Eden artfully arranged the voluminous folds of her white satin gown and its stiff crinoline petticoat so she could sit down with a ladylike grace. She then apologized again, “I truly am sorry, but I’ve met so many people of late that I’m afraid I’ve forgotten your name. Should I be addressing you as m’lord? I constantly forget to do that and I don’t mean to be rude.”

A slow smile played across Alex’s lips before he broke into an amused chuckle. Eden looked at him askance, clearly offended by that response, and he reached out to pat her hand lightly. She was wearing gloves, as was he, but that did not minimize the pleasure he received from their brief contact. “Most of the pompous fools here have as many titles as the books on these shelves,” he explained with a sweeping gesture toward the crowded stacks at his right. “It’s no wonder you can’t recall a name or two. I would be pleased if you called me Alex. You’re Eden Sinclair, are you not? Lady Lawton’s niece?”

Eden looked down at the linen handkerchief he had so thoughtfully provided. If he knew her name, then he knew everything there was to know about her and she saw no reason to be coy. “Yes, I am, and I’ve had quite enough teasing about being a beautiful rebel for one night. If only England had agreed to be our allies, then surely things would not be going so poorly for the Confederacy.”

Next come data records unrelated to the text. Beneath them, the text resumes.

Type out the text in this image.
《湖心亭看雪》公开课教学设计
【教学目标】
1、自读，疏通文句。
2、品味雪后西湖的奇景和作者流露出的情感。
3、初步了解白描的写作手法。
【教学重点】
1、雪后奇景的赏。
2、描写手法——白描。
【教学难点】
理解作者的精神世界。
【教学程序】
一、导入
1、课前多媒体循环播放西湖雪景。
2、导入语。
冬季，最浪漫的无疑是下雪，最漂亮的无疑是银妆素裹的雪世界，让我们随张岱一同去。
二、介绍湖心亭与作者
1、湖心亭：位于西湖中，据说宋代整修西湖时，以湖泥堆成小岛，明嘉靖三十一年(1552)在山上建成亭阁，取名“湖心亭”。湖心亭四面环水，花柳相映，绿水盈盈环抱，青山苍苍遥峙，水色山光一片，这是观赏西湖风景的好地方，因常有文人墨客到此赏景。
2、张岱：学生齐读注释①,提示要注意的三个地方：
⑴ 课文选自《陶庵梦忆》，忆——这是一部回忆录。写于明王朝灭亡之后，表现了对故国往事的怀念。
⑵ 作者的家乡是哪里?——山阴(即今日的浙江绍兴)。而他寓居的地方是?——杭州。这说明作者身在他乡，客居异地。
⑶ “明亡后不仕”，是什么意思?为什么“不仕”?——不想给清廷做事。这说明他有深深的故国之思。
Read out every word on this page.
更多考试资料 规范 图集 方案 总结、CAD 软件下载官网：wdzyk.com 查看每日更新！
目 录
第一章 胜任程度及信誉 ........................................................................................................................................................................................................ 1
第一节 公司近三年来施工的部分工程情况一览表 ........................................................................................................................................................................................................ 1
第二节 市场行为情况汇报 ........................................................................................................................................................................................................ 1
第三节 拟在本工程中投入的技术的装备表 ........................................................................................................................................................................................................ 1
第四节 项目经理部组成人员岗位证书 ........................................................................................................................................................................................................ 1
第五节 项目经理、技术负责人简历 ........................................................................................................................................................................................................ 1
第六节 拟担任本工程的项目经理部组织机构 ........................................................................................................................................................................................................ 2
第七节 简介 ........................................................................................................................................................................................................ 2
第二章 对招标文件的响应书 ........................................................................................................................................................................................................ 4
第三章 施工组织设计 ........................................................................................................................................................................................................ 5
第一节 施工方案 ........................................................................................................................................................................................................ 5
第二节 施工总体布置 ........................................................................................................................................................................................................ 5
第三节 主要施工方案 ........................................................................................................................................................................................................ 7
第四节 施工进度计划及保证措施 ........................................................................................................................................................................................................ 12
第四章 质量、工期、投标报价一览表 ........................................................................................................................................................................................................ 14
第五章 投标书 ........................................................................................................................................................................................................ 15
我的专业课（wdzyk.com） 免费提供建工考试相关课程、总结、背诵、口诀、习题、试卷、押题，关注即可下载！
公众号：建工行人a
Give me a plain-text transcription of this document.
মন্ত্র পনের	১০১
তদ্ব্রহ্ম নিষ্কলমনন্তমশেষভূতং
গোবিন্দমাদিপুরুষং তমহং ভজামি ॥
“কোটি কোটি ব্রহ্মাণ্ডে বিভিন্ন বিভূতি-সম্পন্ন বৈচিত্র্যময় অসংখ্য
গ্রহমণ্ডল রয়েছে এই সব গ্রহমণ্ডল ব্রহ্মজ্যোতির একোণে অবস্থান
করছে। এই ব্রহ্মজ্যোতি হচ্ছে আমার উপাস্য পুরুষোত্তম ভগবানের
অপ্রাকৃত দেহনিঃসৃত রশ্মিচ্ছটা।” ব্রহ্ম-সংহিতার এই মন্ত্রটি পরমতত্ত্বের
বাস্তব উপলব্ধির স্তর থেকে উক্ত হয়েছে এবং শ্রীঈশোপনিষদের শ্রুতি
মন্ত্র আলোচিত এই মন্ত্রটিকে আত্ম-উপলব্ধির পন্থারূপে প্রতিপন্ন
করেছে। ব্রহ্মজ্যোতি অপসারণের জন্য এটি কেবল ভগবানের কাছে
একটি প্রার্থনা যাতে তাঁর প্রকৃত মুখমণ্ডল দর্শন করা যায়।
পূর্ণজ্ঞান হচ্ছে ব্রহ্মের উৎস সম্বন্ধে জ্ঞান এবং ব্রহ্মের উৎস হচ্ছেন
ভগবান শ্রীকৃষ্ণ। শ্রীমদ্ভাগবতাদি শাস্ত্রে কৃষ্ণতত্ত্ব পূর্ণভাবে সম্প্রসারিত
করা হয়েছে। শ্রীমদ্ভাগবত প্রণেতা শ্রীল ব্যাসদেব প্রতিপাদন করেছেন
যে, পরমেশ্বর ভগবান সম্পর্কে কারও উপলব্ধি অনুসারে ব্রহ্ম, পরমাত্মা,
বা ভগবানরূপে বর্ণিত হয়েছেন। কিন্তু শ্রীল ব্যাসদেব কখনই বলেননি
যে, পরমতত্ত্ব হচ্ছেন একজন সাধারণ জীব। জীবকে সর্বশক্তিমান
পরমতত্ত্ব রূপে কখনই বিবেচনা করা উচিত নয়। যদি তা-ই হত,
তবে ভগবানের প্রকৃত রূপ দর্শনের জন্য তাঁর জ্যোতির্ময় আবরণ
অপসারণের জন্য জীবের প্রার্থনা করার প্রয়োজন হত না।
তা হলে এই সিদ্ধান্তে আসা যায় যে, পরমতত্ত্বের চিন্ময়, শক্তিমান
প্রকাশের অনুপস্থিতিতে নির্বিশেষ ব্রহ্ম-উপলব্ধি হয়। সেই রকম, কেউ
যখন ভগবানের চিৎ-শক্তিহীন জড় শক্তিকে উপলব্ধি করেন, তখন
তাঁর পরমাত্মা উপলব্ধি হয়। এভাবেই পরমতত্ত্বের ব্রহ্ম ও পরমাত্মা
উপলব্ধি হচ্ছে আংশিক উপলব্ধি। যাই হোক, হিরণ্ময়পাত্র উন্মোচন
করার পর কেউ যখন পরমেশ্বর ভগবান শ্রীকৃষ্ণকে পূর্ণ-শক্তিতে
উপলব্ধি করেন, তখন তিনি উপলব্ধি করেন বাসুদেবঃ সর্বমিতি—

Alex reached out again, this time to tilt Eden’s chin up so her gaze was level with his. She had remarkable eyes for a blonde, for rather than the usual blue or green, hers were a rich golden shade, a sparkling topaz deepened with flecks of brown. Such a remarkable color would have been fascinating in itself, but Eden’s eyes were framed with a lush border of long, dark lashes that made her glance utterly devastating. Her hair was the glorious golden blond of ripening wheat, streaked with silvery sun-kissed highlights. Her crown of curls gave her a deceptively childlike innocence at first glance, but her golden gaze held a wisdom far beyond her years. Her preoccupation with America’s Civil War showed Alex she possessed a depth of character most young women her age lacked, and he immediately decided he liked her far too much to tease.

“I think your aunt must be looking for you,” he cautioned slyly before dropping his hand, but he purposely did not urge her to rejoin the party.

“I doubt it. She is devoted to her daughter, while I am merely a burden to her,” Eden responded much too quickly.

“I fail to see why you would be jealous of Stephanie. Her beauty does not begin to compare with yours,” Alex assured her with the same easy confidence that marked all his comments.

“I am not jealous!” Eden squared her shoulders proudly, and as she took a deep breath, another inch of the smooth swell of her bosom showed above the deep ruffle that edged her low-cut bodice. Unmindful of that tantalizing sight, she was horribly embarrassed she had thoughtlessly revealed so much to a stranger.